Building Managed Active Directory with AWS Directory Service - Identity Management for Hybrid Environments

Set up AWS Managed Microsoft AD and design trust relationships with on-premises AD. This article covers hybrid identity management through integration with WorkSpaces, RDS, and FSx.

Overview of Directory Service

Directory Service is a service that provides managed Active Directory on AWS. It offers three options: AWS Managed Microsoft AD, AD Connector, and Simple AD. Managed Microsoft AD provides a fully managed AD with domain controllers deployed across two or more AZs for multi-AZ availability, and it can establish trust relationships with on-premises AD. Domain controller OS patching, data replication, and snapshot-based daily backups are handled automatically by AWS, allowing operations teams to focus on AD schema design and Group Policy.

Hybrid Integration

By establishing a forest trust between on-premises AD and Managed Microsoft AD, on-premises users can access AWS resources with single sign-on. You connect on-premises to the VPC via VPN or Direct Connect and configure DNS conditional forwarders. Trust direction can be one-way (incoming) or two-way; choose two-way trust when AWS-side users also need access to on-premises resources. AD Connector is a proxy to on-premises AD that does not replicate AD data on AWS. It is used as a directory for WorkSpaces and AWS SSO, forwarding authentication requests to on-premises AD. Since AD Connector's authentication latency depends on the network path, low-latency connections like Direct Connect are recommended over VPN.
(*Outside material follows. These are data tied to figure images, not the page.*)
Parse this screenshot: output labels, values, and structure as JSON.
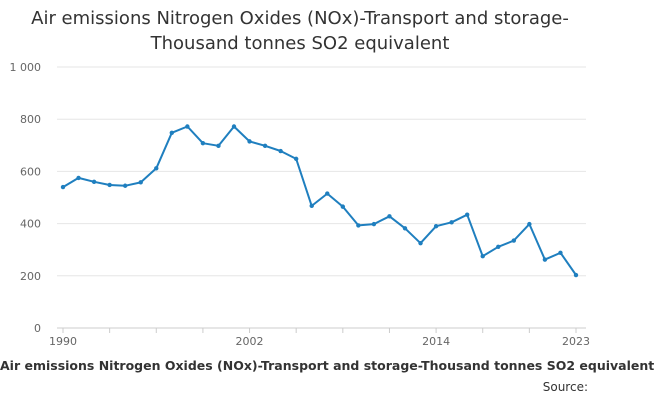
{
  "chart_data": {
    "type": "line",
    "title_lines": [
      "Air emissions Nitrogen Oxides (NOx)-Transport and storage-",
      "Thousand tonnes SO2 equivalent"
    ],
    "xlabel": "Air emissions Nitrogen Oxides (NOx)-Transport and storage-Thousand tonnes SO2 equivalent",
    "source": "Source:",
    "ylim": [
      0,
      1000
    ],
    "yticks": [
      0,
      200,
      400,
      600,
      800,
      1000
    ],
    "ytick_labels": [
      "0",
      "200",
      "400",
      "600",
      "800",
      "1 000"
    ],
    "xlim": [
      1990,
      2023
    ],
    "xtick_labels_at": [
      1990,
      2002,
      2014,
      2023
    ],
    "grid": true,
    "color": "#1f7fbf",
    "x": [
      1990,
      1991,
      1992,
      1993,
      1994,
      1995,
      1996,
      1997,
      1998,
      1999,
      2000,
      2001,
      2002,
      2003,
      2004,
      2005,
      2006,
      2007,
      2008,
      2009,
      2010,
      2011,
      2012,
      2013,
      2014,
      2015,
      2016,
      2017,
      2018,
      2019,
      2020,
      2021,
      2022,
      2023
    ],
    "values": [
      540,
      575,
      560,
      548,
      545,
      558,
      612,
      748,
      772,
      708,
      698,
      772,
      715,
      698,
      678,
      648,
      468,
      515,
      465,
      393,
      398,
      428,
      382,
      325,
      390,
      405,
      434,
      275,
      311,
      335,
      398,
      262,
      288,
      203
    ]
  }
}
Integration with WorkSpaces and RDS

Managed Microsoft AD integrates directly with many AWS services, including WorkSpaces, RDS for SQL Server, FSx for Windows File Server, and QuickSight. It uses AD for WorkSpaces user authentication and centrally manages desktop settings with Group Policy. With RDS for SQL Server Windows authentication, AD users can seamlessly log in to SQL Server. FSx for Windows File Server provides file-level access control using AD ACLs, enabling direct use of NTFS permissions. AD Connector functions as a proxy to on-premises AD, delegating authentication without replicating the directory on AWS. Simple AD is a lightweight Samba-based directory suitable for small-scale and development environments. To deepen your understanding of Directory Service, specialized books on Amazon can also be useful.

Design Best Practices and Pitfalls

Several commonly overlooked points in Managed Microsoft AD design require attention. First, VPC subnet selection: domain controllers are placed in two specified subnets (different AZs), so DNS resolution and network access from these subnets must reach all workloads. Second, DHCP option set configuration: for instances in the VPC to join the domain, the DHCP option set's domain name and name servers must be set to the Managed Microsoft AD DNS addresses. Forgetting this causes domain join failures. Third, schema extensions: Managed Microsoft AD supports schema extensions via LDIF files, but schema changes cannot be rolled back, so validate thoroughly in a test environment before applying. Fourth, administrator permission scope: AWS-managed containers (Builtin, Domain Controllers OU, etc.) are not accessible, and users must create custom OUs to manage within.

Choosing Between AD Connector, Simple AD, and IAM Identity Center

The choice between Directory Service's three options and IAM Identity Center (formerly AWS SSO) can be clearly determined based on requirements. When you want to maintain an existing on-premises AD and only need access to AWS resources, AD Connector is the simplest option. When you need a full AD on AWS with Group Policy, LDAP, and Kerberos, choose Managed Microsoft AD. When you only have Linux instances and need a lightweight directory, Simple AD is sufficient. On the other hand, when the primary goal is SSO access to the AWS Management Console and CLI without needing AD, IAM Identity Center's built-in directory is appropriate. IAM Identity Center can also connect Managed Microsoft AD or AD Connector as an identity source, functioning as a hub for assigning AWS account access to AD users.

Directory Service Pricing

Managed Microsoft AD Standard Edition costs approximately $146/month (2 domain controllers), and Enterprise Edition costs approximately $438/month. Additional domain controllers cost approximately $73/month each (Standard). AD Connector comes in Small (approximately $73/month) and Large (approximately $219/month). Simple AD comes in Small (approximately $73/month) and Large (approximately $219/month). The main differences between Standard and Enterprise are the object count limit (Standard: approximately 30,000, Enterprise: approximately 500,000) and domain controller instance size. For most use cases, starting with Standard and migrating to Enterprise when approaching the object limit is the recommended phased approach.

Summary

Directory Service is a service that enables identity management for hybrid environments through managed Active Directory. It integrates directly with WorkSpaces, RDS for SQL Server, and FSx for Windows File Server, and provides seamless authentication through forest trust with on-premises AD. Proxy connectivity to on-premises AD is also available via AD Connector. Combined with IAM Identity Center, you can centralize AWS account access management for AD users.